Discussing 401(k) expenses in a PBS interview, John Bogle, founder of Vanguard, said, “The financial system puts up 0% of the capital, takes 0% of the risk and gets almost 80% of the return… That is a financial system that is failing investors…”
And, as the industry increasingly markets fee-stacked Asset Allocation and Target Date offerings, average total expenses could easily soar beyond current estimates to 5, 6 or even 7%.
LIMITED INVESTMENT CHOICES
If your plan is like most, it probably offers fewer than 20-25 investment options. How those particular funds found their way into your plan should concern you.
Conflicts of interest may be influencing fund selection recommendations. In some cases, Providers manage or own the funds they are recommending. In other instances, they are receiving compensation from the recommended funds. Too often, these conflicts result in the inclusion of inferior investment options inside your plan.
Additionally, these limited offerings often provide investors with little opportunity for proper, high-quality allocation among small, mid, large and international sectors.
WASHINGTON MONEY GRAB
Congressional and White House debate concerning a potential government takeover of 401(k) plans has created quite a stir over the last few months. Most of the discussion has surrounded the idea of consolidating 401(k)s into something akin to the Social Security system, a plan that presents many problems.
As proposed, the government would become the beneficiary of your plan at your death – not your family or heirs. Essentially, the government would give you an annuity payment, and eliminate your access to the cash value of your account. And, finally, the government would also select the investments.
Is this possible? The government might attempt to justify the seizure under ERISA, the law that governs employer plans. There are many motivations for such a wealth confiscation. Aside from the obvious, politicians could see this $6-8 Trillion source of wealth as a resource to shore up the struggling Social Security and Pension Benefit Guaranty Corporation programs.

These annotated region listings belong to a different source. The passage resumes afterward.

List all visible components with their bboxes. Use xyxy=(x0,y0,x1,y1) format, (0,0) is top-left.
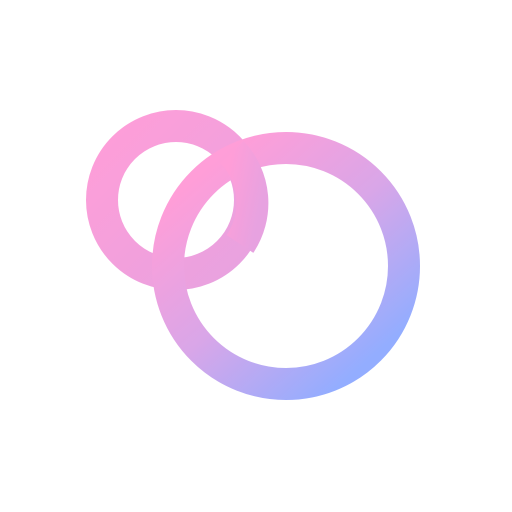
interlocking-rings-logo-icon xyxy=(86,110,420,400)
app-icon-canvas xyxy=(0,0,512,512)
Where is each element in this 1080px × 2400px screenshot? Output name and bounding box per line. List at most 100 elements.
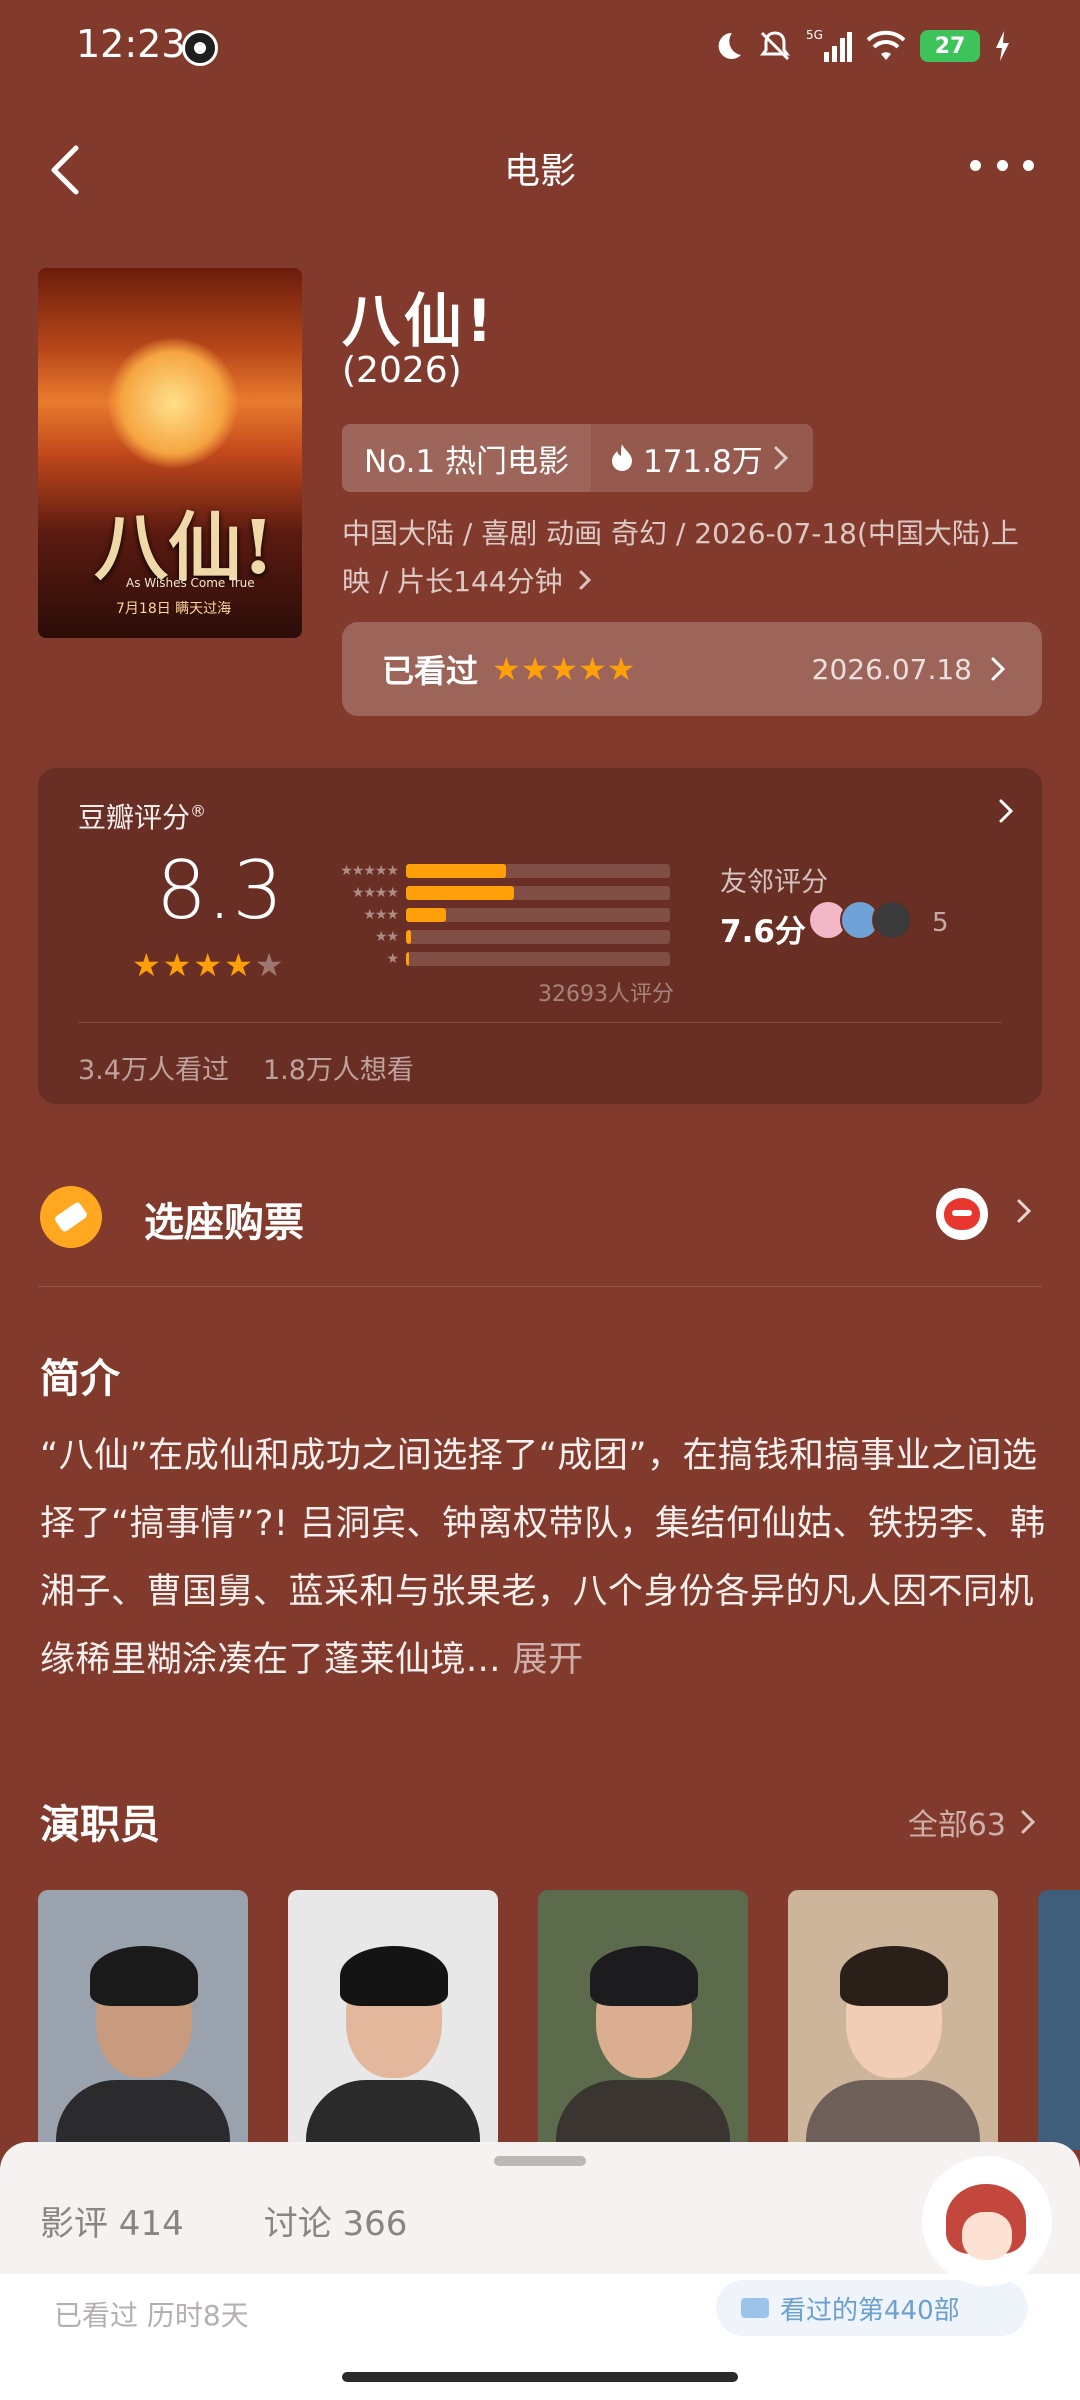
- rating-footer: 3.4万人看过 1.8万人想看: [78, 1048, 414, 1087]
- rating-bar-stars: ★★★★★: [340, 863, 399, 879]
- chevron-right-icon[interactable]: [1016, 1198, 1032, 1224]
- cast-photo[interactable]: [288, 1890, 498, 2150]
- rating-stars: ★★★★★: [132, 946, 285, 984]
- watched-date: 2026.07.18: [811, 652, 972, 686]
- synopsis-title: 简介: [40, 1356, 120, 1402]
- watched-stars: ★★★★★: [492, 650, 636, 688]
- expand-link[interactable]: 展开: [513, 1640, 584, 1680]
- rating-bar-track: [406, 864, 670, 878]
- movie-year: (2026): [342, 350, 462, 391]
- maoyan-cat-icon: [936, 1188, 988, 1240]
- rating-bar-stars: ★: [386, 951, 399, 967]
- rating-bar-stars: ★★★★: [351, 885, 399, 901]
- status-time: 12:23: [76, 22, 186, 66]
- rating-bar-fill: [406, 864, 507, 878]
- cast-photo[interactable]: [1038, 1890, 1080, 2150]
- chevron-right-icon: [991, 657, 1006, 681]
- rating-distribution: ★★★★★ ★★★★ ★★★ ★★ ★: [310, 860, 670, 970]
- rating-count: 32693人评分: [538, 982, 674, 1007]
- rank-label: No.1 热门电影: [342, 424, 592, 492]
- synopsis-text: “八仙”在成仙和成功之间选择了“成团”，在搞钱和搞事业之间选择了“搞事情”?! …: [40, 1422, 1050, 1694]
- rating-bar-row: ★★★: [310, 904, 670, 926]
- network-label: 5G: [806, 28, 823, 42]
- qq-icon: [182, 30, 218, 66]
- divider: [38, 1286, 1042, 1287]
- watched-label: 已看过: [382, 652, 479, 690]
- sheet-tabs: 影评 414 讨论 366: [40, 2196, 407, 2245]
- rating-label-mark: ®: [190, 801, 207, 821]
- want-count[interactable]: 1.8万人想看: [263, 1048, 414, 1087]
- charging-icon: [996, 31, 1009, 61]
- cast-all-link[interactable]: 全部63: [908, 1800, 1036, 1844]
- watched-bar[interactable]: 已看过 ★★★★★ 2026.07.18: [342, 622, 1042, 716]
- wifi-icon: [866, 30, 906, 60]
- rating-stars-empty: ★: [254, 946, 286, 984]
- watched-count[interactable]: 3.4万人看过: [78, 1048, 229, 1087]
- friend-count: 5: [932, 908, 949, 938]
- cast-title: 演职员: [40, 1802, 160, 1848]
- chevron-right-icon: [579, 570, 591, 590]
- chevron-right-icon: [1021, 1810, 1036, 1834]
- poster-date-text: 7月18日 瞒天过海: [116, 601, 232, 617]
- chevron-right-icon[interactable]: [998, 798, 1014, 824]
- tab-reviews[interactable]: 影评 414: [40, 2196, 184, 2245]
- rating-bar-fill: [406, 908, 446, 922]
- heat-badge: 171.8万: [591, 424, 813, 492]
- rating-card[interactable]: 豆瓣评分® 8.3 ★★★★★ ★★★★★ ★★★★ ★★★ ★★ ★ 32693人评分…: [38, 768, 1042, 1104]
- drag-handle[interactable]: [494, 2156, 586, 2166]
- rating-bar-track: [406, 952, 670, 966]
- friend-rating-score: 7.6分: [720, 914, 806, 950]
- rating-score: 8.3: [156, 844, 284, 937]
- signal-icon: 5G: [806, 28, 852, 62]
- chevron-right-icon: [774, 446, 788, 470]
- bell-off-icon: [760, 31, 790, 61]
- moon-icon: [718, 32, 741, 59]
- poster-subtitle-text: As Wishes Come True: [126, 576, 255, 590]
- film-icon: [741, 2298, 769, 2318]
- mascot-avatar-icon[interactable]: [922, 2156, 1052, 2286]
- home-indicator[interactable]: [342, 2372, 738, 2382]
- tab-discussion[interactable]: 讨论 366: [264, 2196, 408, 2245]
- cast-photo[interactable]: [538, 1890, 748, 2150]
- cast-photo[interactable]: [788, 1890, 998, 2150]
- rating-bar-row: ★★★★: [310, 882, 670, 904]
- rating-bar-track: [406, 886, 670, 900]
- rating-bar-fill: [406, 886, 515, 900]
- poster-sun: [108, 338, 238, 468]
- rating-bar-stars: ★★★: [363, 907, 399, 923]
- rating-bar-stars: ★★: [374, 929, 399, 945]
- page-title: 电影: [503, 151, 576, 192]
- movie-meta-text: 中国大陆 / 喜剧 动画 奇幻 / 2026-07-18(中国大陆)上映 / 片…: [342, 517, 1019, 598]
- rating-label: 豆瓣评分®: [78, 796, 206, 836]
- heat-value: 171.8万: [643, 443, 763, 480]
- rating-bar-row: ★★: [310, 926, 670, 948]
- rating-bar-track: [406, 908, 670, 922]
- rating-bar-fill: [406, 952, 410, 966]
- battery-icon: 27: [920, 30, 980, 62]
- movie-poster[interactable]: 八仙! As Wishes Come True 7月18日 瞒天过海: [38, 268, 302, 638]
- divider: [78, 1022, 1002, 1023]
- bottom-sheet[interactable]: 影评 414 讨论 366 已看过 历时8天 看过的第440部: [0, 2142, 1080, 2400]
- flame-icon: [612, 444, 633, 471]
- rating-bar-track: [406, 930, 670, 944]
- rating-bar-row: ★★★★★: [310, 860, 670, 882]
- more-icon[interactable]: [970, 150, 1034, 180]
- rating-label-text: 豆瓣评分: [78, 801, 191, 834]
- rating-bar-fill: [406, 930, 412, 944]
- movie-meta[interactable]: 中国大陆 / 喜剧 动画 奇幻 / 2026-07-18(中国大陆)上映 / 片…: [342, 510, 1042, 606]
- watched-count-pill[interactable]: 看过的第440部: [716, 2280, 1028, 2336]
- battery-level: 27: [934, 33, 966, 59]
- ticket-label[interactable]: 选座购票: [144, 1190, 304, 1248]
- friend-rating-label: 友邻评分: [720, 867, 828, 898]
- rating-bar-row: ★: [310, 948, 670, 970]
- cast-all-label: 全部63: [907, 1808, 1006, 1843]
- cast-list: [38, 1890, 1080, 2150]
- rating-stars-full: ★★★★: [132, 946, 255, 984]
- ticket-icon: [40, 1186, 102, 1248]
- cast-photo[interactable]: [38, 1890, 248, 2150]
- watched-duration: 已看过 历时8天: [54, 2299, 249, 2332]
- movie-title: 八仙!: [342, 287, 497, 355]
- rank-pill[interactable]: No.1 热门电影 171.8万: [342, 424, 813, 492]
- status-icons: 5G 27: [710, 24, 1010, 68]
- friend-avatars[interactable]: [808, 900, 912, 940]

In most cases, rolling over your 401(k) to a personal IRA is the optimal choice. Done properly, you maintain the tax advantages, while opening your account to a universe of investments. Proper allocation, utilizing higher quality investments, becomes more realistic. And, many, if not all, of the hidden expenses associated with 401(k) plans are eliminated, increasing your opportunity for greater returns. A rollover into an IRA will give you and your advisor the tools to manage risks, return and expenses more effectively.